Regarding the construct Economic Performance (EP), whose scale is widely used in logistics-based research (e.g. De Giovanni and Cariola, 2020), all items that we hypothesized being a part of this construct have good loadings. They include the market share (EP1), which indicates the firms' performance comparatively to the competitors, the profits (EP2), which informs on the firms' capacity to generate economic value, the ROI (EP3), which signals the firms' capacity to recover the investments through the economic outcomes, and the cost savings (EP4), highlighting the efficiency of the entire business.

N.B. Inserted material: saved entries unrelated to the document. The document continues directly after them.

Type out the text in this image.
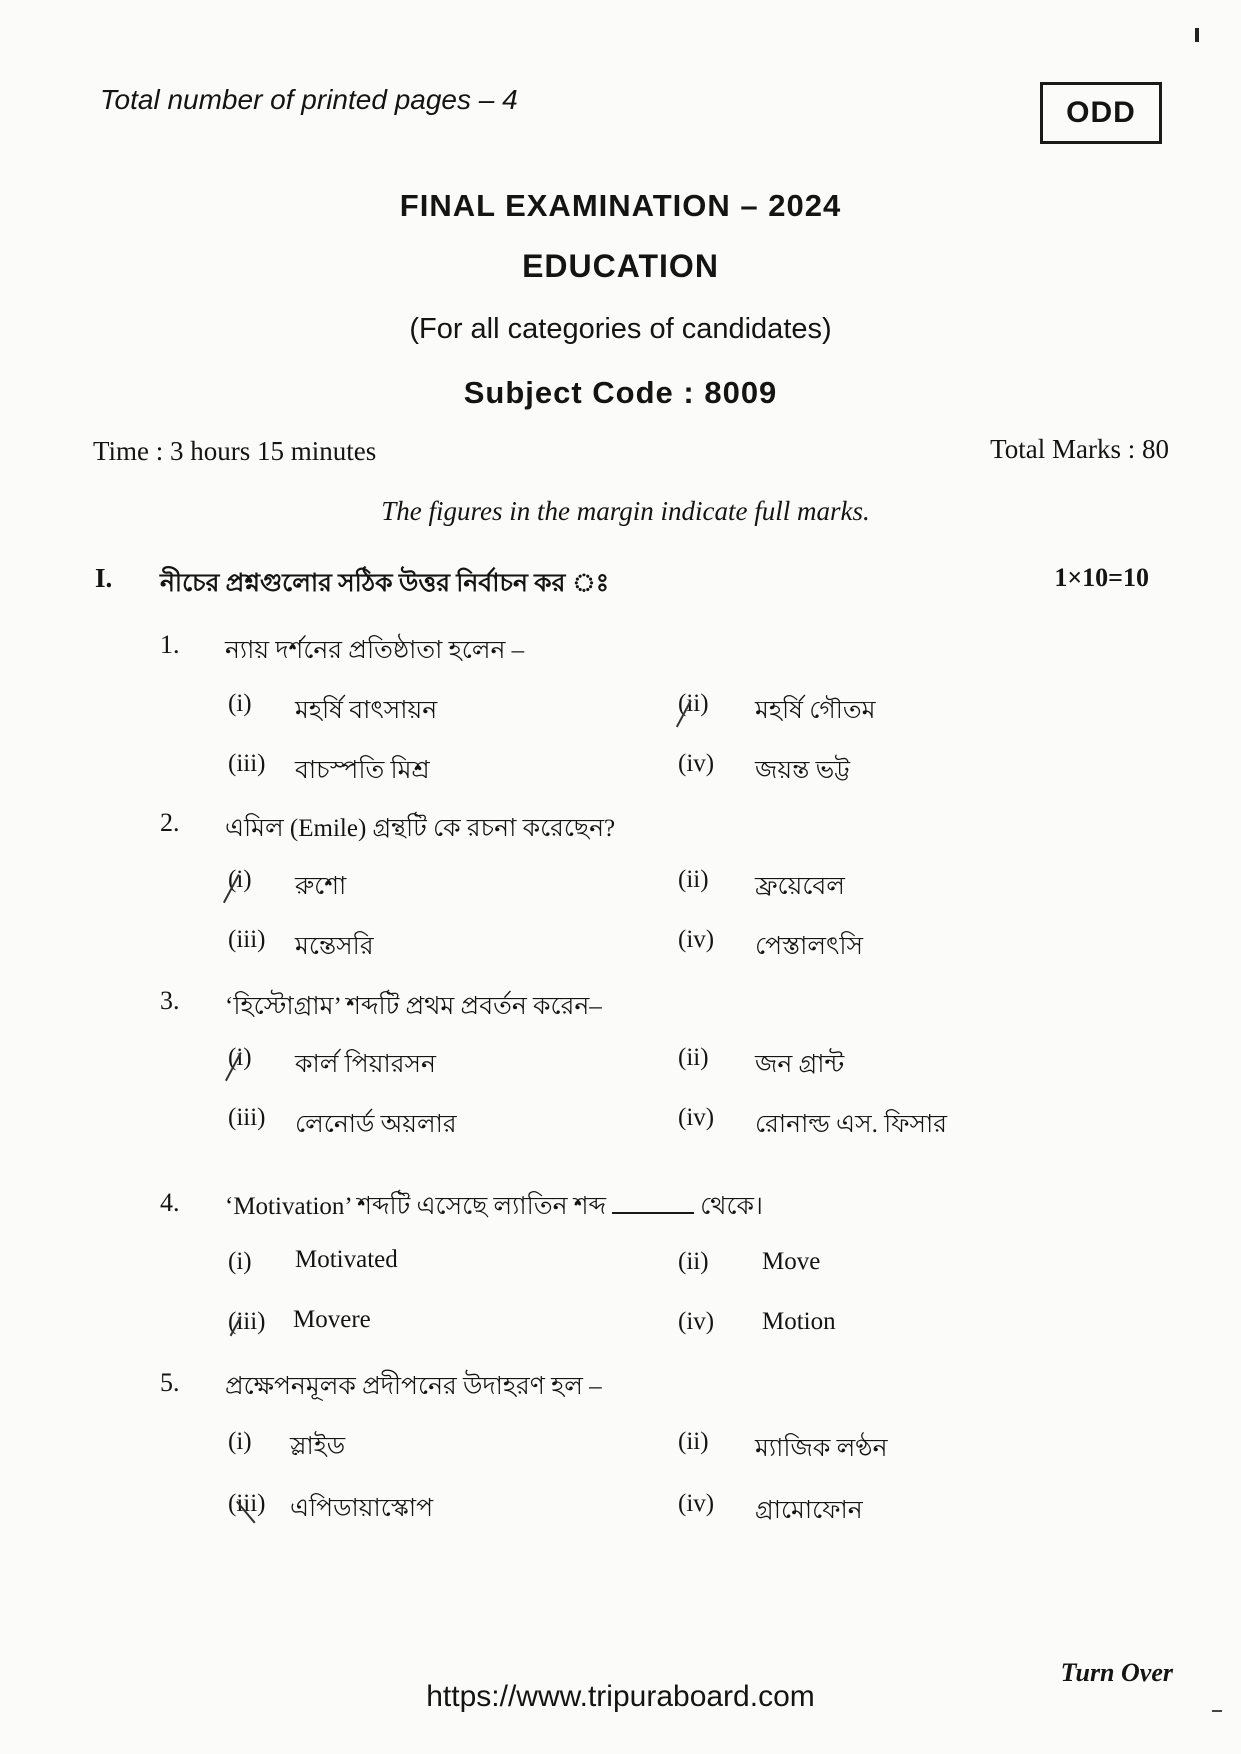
Total number of printed pages – 4	ODD
FINAL EXAMINATION – 2024
EDUCATION
(For all categories of candidates)
Subject Code : 8009
Time : 3 hours 15 minutes	Total Marks : 80
The figures in the margin indicate full marks.
I. নীচের প্রশ্নগুলোর সঠিক উত্তর নির্বাচন কর ঃ	1×10=10
1. ন্যায় দর্শনের প্রতিষ্ঠাতা হলেন –
(i) মহর্ষি বাৎসায়ন	(ii) মহর্ষি গৌতম
(iii) বাচস্পতি মিশ্র	(iv) জয়ন্ত ভট্ট
2. এমিল (Emile) গ্রন্থটি কে রচনা করেছেন?
(i) রুশো	(ii) ফ্রয়েবেল
(iii) মন্তেসরি	(iv) পেস্তালৎসি
3. ‘হিস্টোগ্রাম’ শব্দটি প্রথম প্রবর্তন করেন–
(i) কার্ল পিয়ারসন	(ii) জন গ্রান্ট
(iii) লেনোর্ড অয়লার	(iv) রোনাল্ড এস. ফিসার
4. ‘Motivation’ শব্দটি এসেছে ল্যাতিন শব্দ	থেকে।
(i) Motivated	(ii) Move
(iii) Movere	(iv) Motion
5. প্রক্ষেপনমূলক প্রদীপনের উদাহরণ হল –
(i) স্লাইড	(ii) ম্যাজিক লণ্ঠন
(iii) এপিডায়াস্কোপ	(iv) গ্রামোফোন
Turn Over
https://www.tripuraboard.com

Following the special issue by Verhoef et al. (2015), we create an ad hoc scale to capture the firms' capacity to provide omnichannel solutions. Therefore, the Omnichannel (O) construct encloses the items depicting the purchase options available to customers by the company. These include the possibility for firms to offer several options like: buying the product online and picking it up at the store (O1), receiving it at home (O2), receiving the goods anywhere else (O3), as well as picking them up from a locker (O4). Finally, we include the items linked to traditional shopping experiences “buy offline and take home” (O5) and “buy offline/home delivery” (O6), to have a comprehensive analysis of all options.

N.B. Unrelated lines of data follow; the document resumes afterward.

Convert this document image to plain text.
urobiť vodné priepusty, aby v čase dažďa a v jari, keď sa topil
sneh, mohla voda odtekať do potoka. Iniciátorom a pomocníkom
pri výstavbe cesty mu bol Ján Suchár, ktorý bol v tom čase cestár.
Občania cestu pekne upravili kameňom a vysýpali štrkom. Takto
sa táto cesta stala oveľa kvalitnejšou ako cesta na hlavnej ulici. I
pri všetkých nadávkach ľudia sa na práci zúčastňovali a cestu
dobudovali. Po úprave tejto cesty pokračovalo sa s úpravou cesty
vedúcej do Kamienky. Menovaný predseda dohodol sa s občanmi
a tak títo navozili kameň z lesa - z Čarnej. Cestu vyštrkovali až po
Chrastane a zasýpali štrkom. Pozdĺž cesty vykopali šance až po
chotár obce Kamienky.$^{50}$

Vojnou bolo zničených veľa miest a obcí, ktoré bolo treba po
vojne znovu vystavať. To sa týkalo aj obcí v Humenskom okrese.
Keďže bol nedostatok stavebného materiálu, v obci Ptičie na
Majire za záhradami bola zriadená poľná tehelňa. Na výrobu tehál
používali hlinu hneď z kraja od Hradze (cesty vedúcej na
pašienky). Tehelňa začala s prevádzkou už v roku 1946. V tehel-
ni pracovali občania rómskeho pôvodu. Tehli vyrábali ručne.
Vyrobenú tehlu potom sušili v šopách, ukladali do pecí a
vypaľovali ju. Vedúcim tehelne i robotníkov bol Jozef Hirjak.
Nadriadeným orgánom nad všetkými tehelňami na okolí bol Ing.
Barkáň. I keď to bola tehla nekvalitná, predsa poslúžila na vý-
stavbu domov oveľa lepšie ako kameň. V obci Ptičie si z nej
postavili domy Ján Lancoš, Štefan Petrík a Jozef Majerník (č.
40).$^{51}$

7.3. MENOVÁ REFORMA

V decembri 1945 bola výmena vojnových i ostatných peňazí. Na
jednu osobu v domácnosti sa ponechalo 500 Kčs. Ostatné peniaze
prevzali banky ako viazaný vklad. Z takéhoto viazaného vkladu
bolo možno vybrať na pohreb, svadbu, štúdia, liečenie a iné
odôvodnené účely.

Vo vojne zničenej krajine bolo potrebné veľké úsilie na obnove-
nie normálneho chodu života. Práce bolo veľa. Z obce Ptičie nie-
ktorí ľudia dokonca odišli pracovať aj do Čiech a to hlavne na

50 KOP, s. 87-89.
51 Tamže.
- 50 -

Regarding the construct Blockchain (B), being a new technology, research on scale developments is currently missing. Therefore, we propose hereby a measurement scale according to the ingredients emerged from the literature review with the purpose of exploring the practices that managers adopt when implementing this technology. The indicators relate to working with developers (B1) (e.g. IBM, Hyperledger), to implement blockchain in the enterprise environment. They also include items pertaining to the change in the standard way of managing agreements and transactions (B2) (e.g. use of smart contracts), but also the developments of tokens (B3) and the deployment of new exchanging platforms (B4) resulting from the collaboration between the SC partners. Innovations (e.g. blockchain) are required to be in line with the existing regulations (B6) and not be in conflict. Some regulations include data protection and privacy rules. These can be combined with existing digital technologies for full exploitation (B7). We have not mentioned the “B5 - New training programs” indicator, because it was removed from the blockchain construct. This indicates that companies are not yet investing in programs to help their employees and the stakeholders along the SC to familiarize themselves with this new technology.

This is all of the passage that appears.